A finales de junio de 2014, el rencor acumulado se desbordó y David asesinó a su padre a golpes. Ese día, antes de las seis de la mañana, David salió de su recámara al baño y encontró a su mamá Juana Cabrera durmiendo en un sillón de la sala de la casa que compartían en la colonia Valle de San Lorenzo, en Iztapalapa. Se molestó mucho.
—Tus várices mamá, no deberías estar aquí, le dijo.
Ella trató de calmarlo diciéndole que era preferible pasar una mala noche a soportar a su padre, quien la noche anterior había bebido sin control.
Ella se preparaba para ir a trabajar en una casa donde se hacía cargo del aseo.
David la acompañó a la parada del camión y al regresar fue directo a encarar a su padre. Lo despertó a gritos.
—"No se vale que mi mamá se rompa el lomo para darnos de comer, darnos dinero y sus atenciones y tú no la dejes ni siquiera dormir", dijo David.
—Tú no te metas, cállate, en esta casa no eres nadie.
—¡No se vale, no se vale!
—No te metas y mejor prepárame un café.
Estas palabras hicieron que se abalanzara sobre él. Lo tomó por el cuello y gritó.
—Ya no te pases de lanza con mi jefita, te compra hasta tu pomo, nos da de comer y se va a trabajar cansada.
—¡No estés chingando!, respondió su padre.
David comenzó a golpearlo con los puños. Mientras lo hacía, recordó cuando a sus 16 años, su padre le quemó su cómoda con su ropa adentro porque no le gustaba cómo vestía.
Lo dejó hasta ver que sangraba y ya no reaccionaba. Después lo subió a la cama y lo cubrió con las cobijas.
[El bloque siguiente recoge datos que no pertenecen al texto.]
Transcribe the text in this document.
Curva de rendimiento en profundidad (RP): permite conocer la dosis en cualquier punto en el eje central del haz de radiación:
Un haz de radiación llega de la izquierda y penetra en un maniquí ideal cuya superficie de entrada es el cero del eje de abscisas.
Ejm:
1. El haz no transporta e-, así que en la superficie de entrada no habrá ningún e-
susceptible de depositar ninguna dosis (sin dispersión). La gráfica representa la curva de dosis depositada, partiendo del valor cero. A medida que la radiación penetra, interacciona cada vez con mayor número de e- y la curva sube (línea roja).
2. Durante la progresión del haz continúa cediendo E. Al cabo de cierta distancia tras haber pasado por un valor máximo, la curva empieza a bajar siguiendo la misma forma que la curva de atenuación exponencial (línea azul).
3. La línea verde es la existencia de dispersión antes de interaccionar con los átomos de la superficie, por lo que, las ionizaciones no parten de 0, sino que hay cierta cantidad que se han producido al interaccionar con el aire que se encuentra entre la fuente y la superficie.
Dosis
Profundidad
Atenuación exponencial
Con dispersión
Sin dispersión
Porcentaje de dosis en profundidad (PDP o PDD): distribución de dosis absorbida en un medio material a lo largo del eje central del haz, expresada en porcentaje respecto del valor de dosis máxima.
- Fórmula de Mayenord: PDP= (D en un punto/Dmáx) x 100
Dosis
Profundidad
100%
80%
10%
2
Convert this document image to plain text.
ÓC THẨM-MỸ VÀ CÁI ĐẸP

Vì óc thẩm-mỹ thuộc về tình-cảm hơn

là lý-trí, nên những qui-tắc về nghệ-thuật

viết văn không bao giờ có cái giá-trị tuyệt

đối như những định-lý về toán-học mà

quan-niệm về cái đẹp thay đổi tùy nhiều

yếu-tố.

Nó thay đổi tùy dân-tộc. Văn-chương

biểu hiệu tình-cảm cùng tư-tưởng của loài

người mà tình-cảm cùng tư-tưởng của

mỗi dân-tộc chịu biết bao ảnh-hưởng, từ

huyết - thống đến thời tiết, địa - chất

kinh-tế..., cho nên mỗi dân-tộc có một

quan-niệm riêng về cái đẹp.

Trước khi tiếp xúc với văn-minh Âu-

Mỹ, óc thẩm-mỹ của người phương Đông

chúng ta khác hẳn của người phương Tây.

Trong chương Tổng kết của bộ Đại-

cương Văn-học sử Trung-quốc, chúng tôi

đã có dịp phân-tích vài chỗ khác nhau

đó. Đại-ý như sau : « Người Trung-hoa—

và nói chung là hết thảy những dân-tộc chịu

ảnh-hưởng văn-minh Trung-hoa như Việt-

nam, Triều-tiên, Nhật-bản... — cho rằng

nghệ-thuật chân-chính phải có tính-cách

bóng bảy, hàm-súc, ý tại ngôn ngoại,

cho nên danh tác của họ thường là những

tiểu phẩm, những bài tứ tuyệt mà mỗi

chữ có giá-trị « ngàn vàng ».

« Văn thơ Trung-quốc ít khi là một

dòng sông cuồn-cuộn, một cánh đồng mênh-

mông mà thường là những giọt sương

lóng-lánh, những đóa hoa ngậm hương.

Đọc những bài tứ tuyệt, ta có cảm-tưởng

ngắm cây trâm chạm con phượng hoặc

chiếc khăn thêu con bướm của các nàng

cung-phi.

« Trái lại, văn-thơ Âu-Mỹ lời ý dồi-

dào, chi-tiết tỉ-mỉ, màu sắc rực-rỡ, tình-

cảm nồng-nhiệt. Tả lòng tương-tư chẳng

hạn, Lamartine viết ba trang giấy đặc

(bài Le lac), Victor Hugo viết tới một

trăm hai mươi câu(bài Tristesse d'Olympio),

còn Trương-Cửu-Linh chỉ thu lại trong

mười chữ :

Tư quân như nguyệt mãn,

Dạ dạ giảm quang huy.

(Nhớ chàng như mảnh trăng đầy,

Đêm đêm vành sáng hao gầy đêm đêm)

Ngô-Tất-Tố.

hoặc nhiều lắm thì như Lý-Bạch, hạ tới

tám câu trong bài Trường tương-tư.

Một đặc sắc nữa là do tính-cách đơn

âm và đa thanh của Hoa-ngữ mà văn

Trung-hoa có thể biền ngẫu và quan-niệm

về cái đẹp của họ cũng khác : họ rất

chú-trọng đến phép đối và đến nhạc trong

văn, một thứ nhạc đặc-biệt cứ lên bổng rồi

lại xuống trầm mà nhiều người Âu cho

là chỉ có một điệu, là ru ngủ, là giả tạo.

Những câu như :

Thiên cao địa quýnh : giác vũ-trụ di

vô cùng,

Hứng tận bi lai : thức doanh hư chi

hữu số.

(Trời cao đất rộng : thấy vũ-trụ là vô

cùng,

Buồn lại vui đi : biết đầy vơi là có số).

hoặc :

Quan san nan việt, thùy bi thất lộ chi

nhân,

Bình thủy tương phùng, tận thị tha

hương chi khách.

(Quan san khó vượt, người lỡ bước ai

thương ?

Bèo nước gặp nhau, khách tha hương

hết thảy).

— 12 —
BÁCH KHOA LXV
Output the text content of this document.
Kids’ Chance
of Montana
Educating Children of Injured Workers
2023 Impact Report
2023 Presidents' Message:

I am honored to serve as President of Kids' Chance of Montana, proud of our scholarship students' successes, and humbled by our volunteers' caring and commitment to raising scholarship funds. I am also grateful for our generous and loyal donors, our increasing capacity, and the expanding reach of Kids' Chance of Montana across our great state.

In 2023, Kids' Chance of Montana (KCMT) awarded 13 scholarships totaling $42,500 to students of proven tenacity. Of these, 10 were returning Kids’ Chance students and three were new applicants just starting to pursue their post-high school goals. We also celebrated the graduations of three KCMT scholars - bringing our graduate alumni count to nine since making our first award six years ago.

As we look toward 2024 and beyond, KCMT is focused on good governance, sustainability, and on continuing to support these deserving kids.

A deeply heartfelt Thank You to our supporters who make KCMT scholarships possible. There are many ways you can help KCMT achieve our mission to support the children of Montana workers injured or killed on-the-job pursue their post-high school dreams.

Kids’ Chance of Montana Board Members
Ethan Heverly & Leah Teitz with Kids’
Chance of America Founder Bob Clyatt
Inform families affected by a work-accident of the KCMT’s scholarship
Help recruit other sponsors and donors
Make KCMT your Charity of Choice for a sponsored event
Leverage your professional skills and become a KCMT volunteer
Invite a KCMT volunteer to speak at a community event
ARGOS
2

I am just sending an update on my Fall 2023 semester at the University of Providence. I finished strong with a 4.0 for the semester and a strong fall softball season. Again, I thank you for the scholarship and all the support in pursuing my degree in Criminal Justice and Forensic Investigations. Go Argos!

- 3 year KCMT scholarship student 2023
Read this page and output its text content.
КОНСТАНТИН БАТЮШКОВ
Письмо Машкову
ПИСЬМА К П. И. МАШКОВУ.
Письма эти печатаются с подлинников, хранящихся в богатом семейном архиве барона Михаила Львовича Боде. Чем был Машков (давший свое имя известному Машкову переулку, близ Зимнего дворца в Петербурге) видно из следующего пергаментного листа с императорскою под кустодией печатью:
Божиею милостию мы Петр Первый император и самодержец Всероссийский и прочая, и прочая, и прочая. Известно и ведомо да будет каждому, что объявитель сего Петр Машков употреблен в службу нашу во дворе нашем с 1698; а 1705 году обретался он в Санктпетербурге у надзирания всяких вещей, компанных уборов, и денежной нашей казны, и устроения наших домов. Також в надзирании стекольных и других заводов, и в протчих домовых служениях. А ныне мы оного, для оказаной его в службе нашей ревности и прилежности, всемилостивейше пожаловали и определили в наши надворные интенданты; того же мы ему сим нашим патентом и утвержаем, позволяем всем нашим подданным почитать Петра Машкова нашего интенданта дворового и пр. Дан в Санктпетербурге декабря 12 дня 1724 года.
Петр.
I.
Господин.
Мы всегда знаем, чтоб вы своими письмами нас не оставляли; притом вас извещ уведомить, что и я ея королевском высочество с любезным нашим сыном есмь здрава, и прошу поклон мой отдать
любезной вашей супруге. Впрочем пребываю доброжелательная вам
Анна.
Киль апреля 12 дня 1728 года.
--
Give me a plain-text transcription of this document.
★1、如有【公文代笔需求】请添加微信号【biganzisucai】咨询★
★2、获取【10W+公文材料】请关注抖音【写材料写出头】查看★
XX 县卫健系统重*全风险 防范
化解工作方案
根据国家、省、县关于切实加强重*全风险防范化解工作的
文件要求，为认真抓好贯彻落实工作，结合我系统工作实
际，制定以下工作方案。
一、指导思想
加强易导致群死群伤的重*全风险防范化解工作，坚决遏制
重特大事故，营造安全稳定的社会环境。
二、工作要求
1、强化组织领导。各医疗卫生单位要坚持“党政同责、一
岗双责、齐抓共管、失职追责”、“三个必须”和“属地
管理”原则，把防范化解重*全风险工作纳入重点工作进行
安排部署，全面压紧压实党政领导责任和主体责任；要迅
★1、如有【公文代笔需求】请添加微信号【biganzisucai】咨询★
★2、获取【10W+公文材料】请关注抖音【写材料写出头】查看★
Según él, su padre aún respiraba cuando lo dejó y se fue a dormir.
“Siempre me decía ‘yo te hice, yo te puedo matar’”, relató.
Horas después, se acercó de nueva cuenta al sitio donde estaba su padre y se dio cuenta que ya no respiraba.
Esperó varios minutos antes de decidir qué hacer.
Alrededor del mediodía le marcó a su madre y le dijo que su padre estaba muerto.
Juana Cabrera tardó dos horas en regresar a casa, cuando llegó se enteró por su hijo que su padre se había caído de la cama y golpeado la cabeza.
No cuestionó su versión, pero al estar ante el Ministerio Público fue evidente que sus dichos sobre la forma en que su padre había muerto y las lesiones que presentaba no correspondían, por lo que cayó en contradicciones.
Antes de confesar le pidió al personal de la Procuraduría capitalina que le dieran un minuto a solas con su madre. Poco después, antes de que retomaran las preguntas, admitió que él había matado a su padre.
A dos años del asesinato, David Enrique fue sentenciado a 30 años de prisión.